13. Over one million people have signed a petition against suspending Parliament. Can the government simply ignore the issue? - Andy Kirkland

This is a "tricky" issue, says Dr Haddon.

"These petitions will lead to some sort of House of Commons debate in Westminster Hall; but no, it doesn't bind the government to any action," she explains.

Such a debate "will have political force and it will help embolden those who support the petition" but it will not be able to "force the government's hand" on reversing the prorogation, she says.

14. Could the House sit on Saturdays and Sundays before and after the suspension of Parliament? - Jonathan White

"Parliament usually sits Monday to Thursday, with some Fridays too," explains Daniel Kraemer, the BBC's political researcher.
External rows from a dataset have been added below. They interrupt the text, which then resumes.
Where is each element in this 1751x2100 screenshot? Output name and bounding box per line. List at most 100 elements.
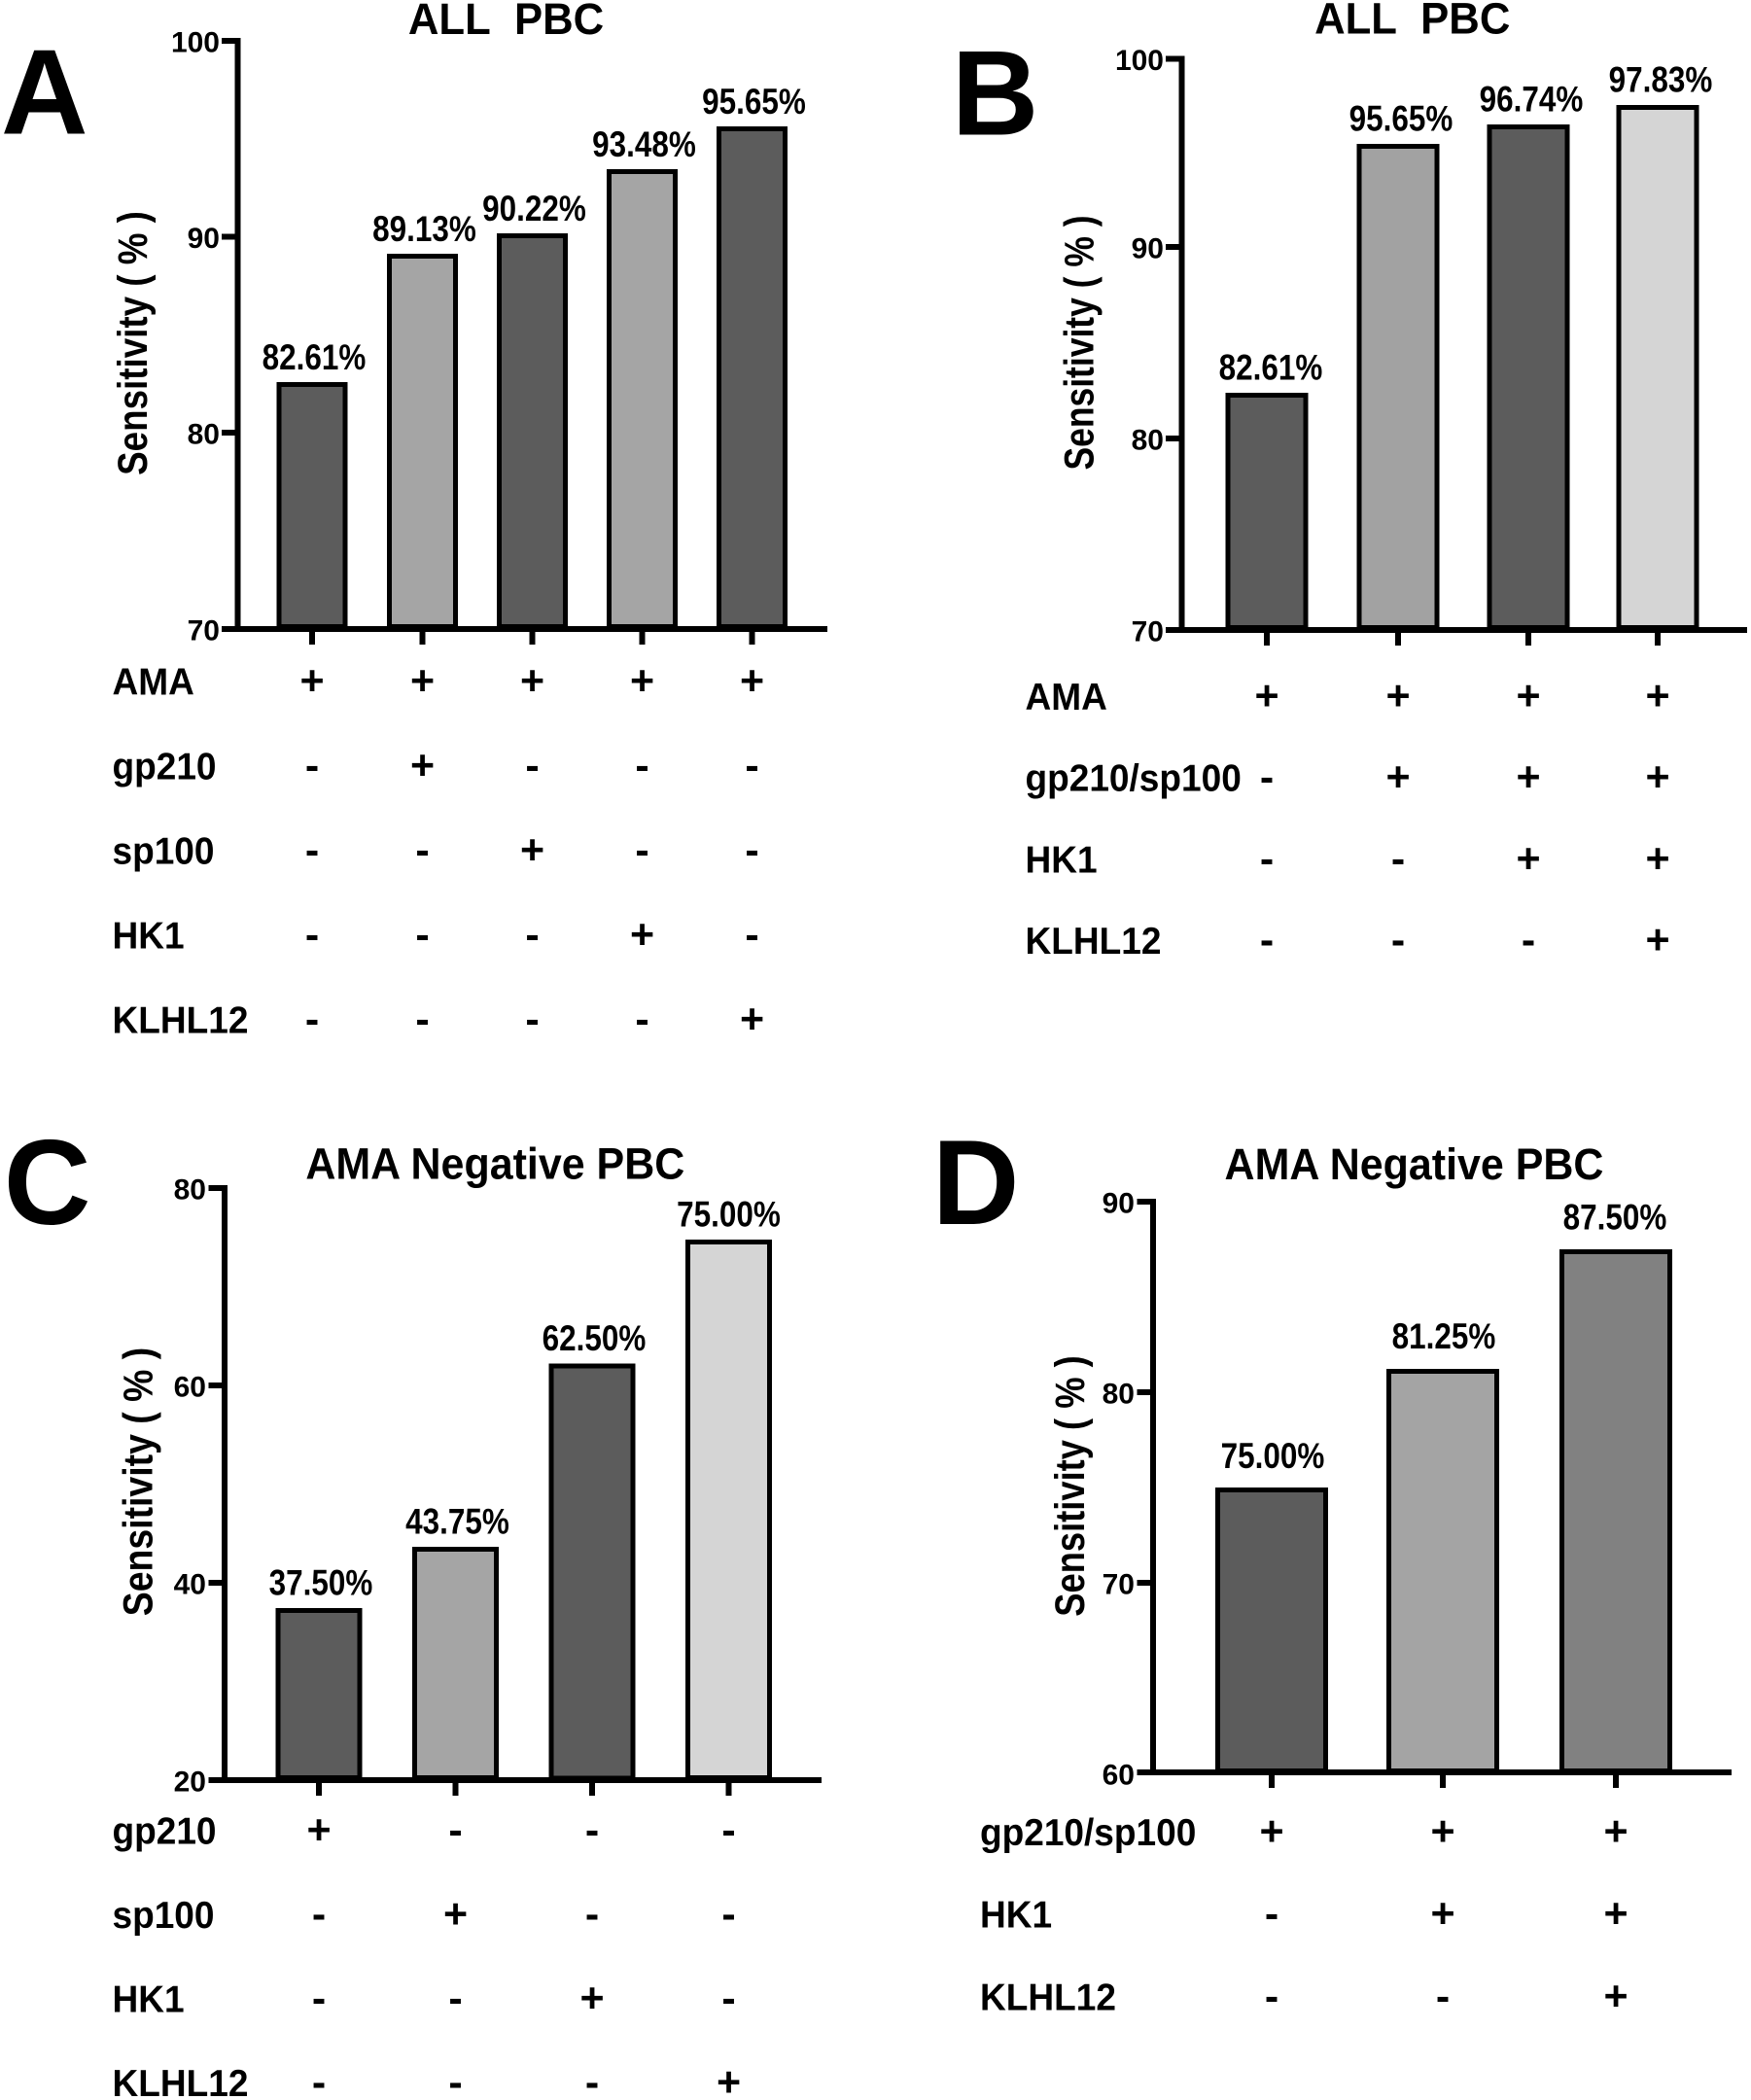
svg-text:+: + <box>1645 754 1669 801</box>
svg-text:+: + <box>1385 754 1410 801</box>
svg-text:-: - <box>415 997 429 1043</box>
svg-text:KLHL12: KLHL12 <box>113 1000 249 1042</box>
svg-text:-: - <box>312 1891 326 1938</box>
svg-text:HK1: HK1 <box>980 1895 1052 1937</box>
svg-text:90: 90 <box>1132 233 1164 265</box>
svg-text:ALL PBC: ALL PBC <box>408 0 604 44</box>
svg-text:60: 60 <box>1103 1760 1135 1792</box>
svg-text:+: + <box>1603 1891 1628 1938</box>
svg-text:-: - <box>745 912 758 959</box>
svg-text:sp100: sp100 <box>113 1895 215 1937</box>
svg-text:+: + <box>1645 835 1669 882</box>
svg-text:+: + <box>1430 1891 1454 1938</box>
svg-text:-: - <box>721 1807 735 1854</box>
svg-text:-: - <box>721 1976 735 2022</box>
svg-text:AMA Negative PBC: AMA Negative PBC <box>305 1140 684 1189</box>
svg-text:82.61%: 82.61% <box>263 338 367 378</box>
svg-text:C: C <box>4 1116 91 1250</box>
svg-text:+: + <box>1516 754 1540 801</box>
svg-text:70: 70 <box>1103 1569 1135 1601</box>
svg-text:+: + <box>1516 673 1540 719</box>
svg-text:96.74%: 96.74% <box>1480 80 1584 120</box>
svg-text:80: 80 <box>188 419 220 451</box>
svg-text:70: 70 <box>1132 616 1164 648</box>
svg-text:+: + <box>1516 835 1540 882</box>
svg-text:81.25%: 81.25% <box>1392 1317 1496 1357</box>
svg-text:+: + <box>1603 1808 1628 1855</box>
svg-text:+: + <box>520 827 544 874</box>
svg-text:Sensitivity ( % ): Sensitivity ( % ) <box>1056 215 1103 470</box>
svg-text:+: + <box>306 1807 331 1854</box>
svg-text:-: - <box>1265 1974 1278 2020</box>
svg-text:-: - <box>525 997 539 1043</box>
svg-text:-: - <box>1260 917 1274 963</box>
svg-text:+: + <box>717 2059 741 2100</box>
svg-text:-: - <box>305 743 319 789</box>
svg-text:-: - <box>525 912 539 959</box>
svg-text:Sensitivity ( % ): Sensitivity ( % ) <box>110 211 156 475</box>
svg-text:-: - <box>1391 835 1405 882</box>
svg-text:87.50%: 87.50% <box>1563 1198 1667 1238</box>
svg-text:AMA Negative PBC: AMA Negative PBC <box>1225 1140 1604 1189</box>
svg-text:+: + <box>410 658 435 705</box>
svg-text:+: + <box>1259 1808 1283 1855</box>
svg-text:40: 40 <box>174 1569 206 1601</box>
svg-text:-: - <box>448 2059 462 2100</box>
svg-text:KLHL12: KLHL12 <box>113 2063 249 2100</box>
svg-text:80: 80 <box>174 1174 206 1207</box>
svg-text:37.50%: 37.50% <box>269 1563 373 1603</box>
svg-text:-: - <box>312 2059 326 2100</box>
svg-text:-: - <box>448 1807 462 1854</box>
svg-text:90.22%: 90.22% <box>482 190 586 229</box>
svg-text:HK1: HK1 <box>113 916 185 958</box>
svg-text:+: + <box>630 912 654 959</box>
svg-text:-: - <box>1391 917 1405 963</box>
svg-text:-: - <box>745 827 758 874</box>
svg-text:gp210/sp100: gp210/sp100 <box>980 1812 1196 1854</box>
svg-text:75.00%: 75.00% <box>677 1195 781 1235</box>
svg-text:Sensitivity ( % ): Sensitivity ( % ) <box>115 1348 161 1616</box>
svg-text:95.65%: 95.65% <box>1349 99 1453 139</box>
svg-text:-: - <box>415 827 429 874</box>
svg-text:+: + <box>1385 673 1410 719</box>
svg-text:70: 70 <box>188 615 220 648</box>
svg-text:HK1: HK1 <box>113 1979 185 2021</box>
svg-text:60: 60 <box>174 1372 206 1404</box>
svg-text:75.00%: 75.00% <box>1221 1437 1325 1477</box>
svg-text:+: + <box>443 1891 468 1938</box>
svg-text:89.13%: 89.13% <box>372 210 476 250</box>
svg-text:-: - <box>585 1891 599 1938</box>
svg-text:20: 20 <box>174 1767 206 1799</box>
svg-text:-: - <box>745 743 758 789</box>
svg-text:100: 100 <box>171 27 220 59</box>
svg-text:+: + <box>1254 673 1278 719</box>
svg-text:-: - <box>312 1976 326 2022</box>
svg-text:-: - <box>635 997 648 1043</box>
svg-text:+: + <box>740 658 764 705</box>
svg-text:KLHL12: KLHL12 <box>980 1978 1116 2019</box>
svg-text:-: - <box>721 1891 735 1938</box>
svg-text:ALL PBC: ALL PBC <box>1314 0 1510 44</box>
svg-text:-: - <box>305 827 319 874</box>
svg-text:gp210: gp210 <box>113 1811 217 1853</box>
svg-text:B: B <box>952 27 1039 161</box>
svg-text:+: + <box>579 1976 604 2022</box>
svg-text:97.83%: 97.83% <box>1609 60 1713 100</box>
svg-text:+: + <box>1645 673 1669 719</box>
svg-text:43.75%: 43.75% <box>405 1502 509 1542</box>
svg-text:KLHL12: KLHL12 <box>1026 921 1162 962</box>
svg-text:-: - <box>305 997 319 1043</box>
svg-text:A: A <box>1 26 88 160</box>
svg-text:-: - <box>1265 1891 1278 1938</box>
svg-text:+: + <box>520 658 544 705</box>
svg-text:93.48%: 93.48% <box>592 125 696 165</box>
svg-text:-: - <box>1260 754 1274 801</box>
svg-text:HK1: HK1 <box>1026 839 1098 881</box>
svg-text:-: - <box>448 1976 462 2022</box>
svg-text:+: + <box>1645 917 1669 963</box>
svg-text:80: 80 <box>1132 425 1164 457</box>
svg-text:62.50%: 62.50% <box>543 1319 647 1359</box>
svg-text:-: - <box>305 912 319 959</box>
svg-text:-: - <box>585 1807 599 1854</box>
svg-text:gp210: gp210 <box>113 747 217 788</box>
"Some MPs have suggested using weekends to extend the time available for rebels to force the PM's hand on Brexit.

"This would probably require what is called a 'business motion'. These are usually in the hands of the government, but there could be a way of MPs putting down their own one, which stops Parliament from closing over the weekend," he says.

MPs would also have to take control of the timetable to even debate the business motion, which they could potentially do with an emergency debate, in the same manner as described above.

15. What is happening to normal government business? - Anon

Normal business will carry on when Parliament returns next week, says Daniel Kraemer.

"But the timetable is set by the government, so it is likely to be uncontroversial business, to avoid giving opportunities for rebel MPs to cause trouble.

"Currently, the timetable for next week includes minor laws relating to the census and animal welfare, and a debate on house-building. But when prorogation happens, all bills that have not yet been passed will be scrapped, unless the government carries them over to the next session."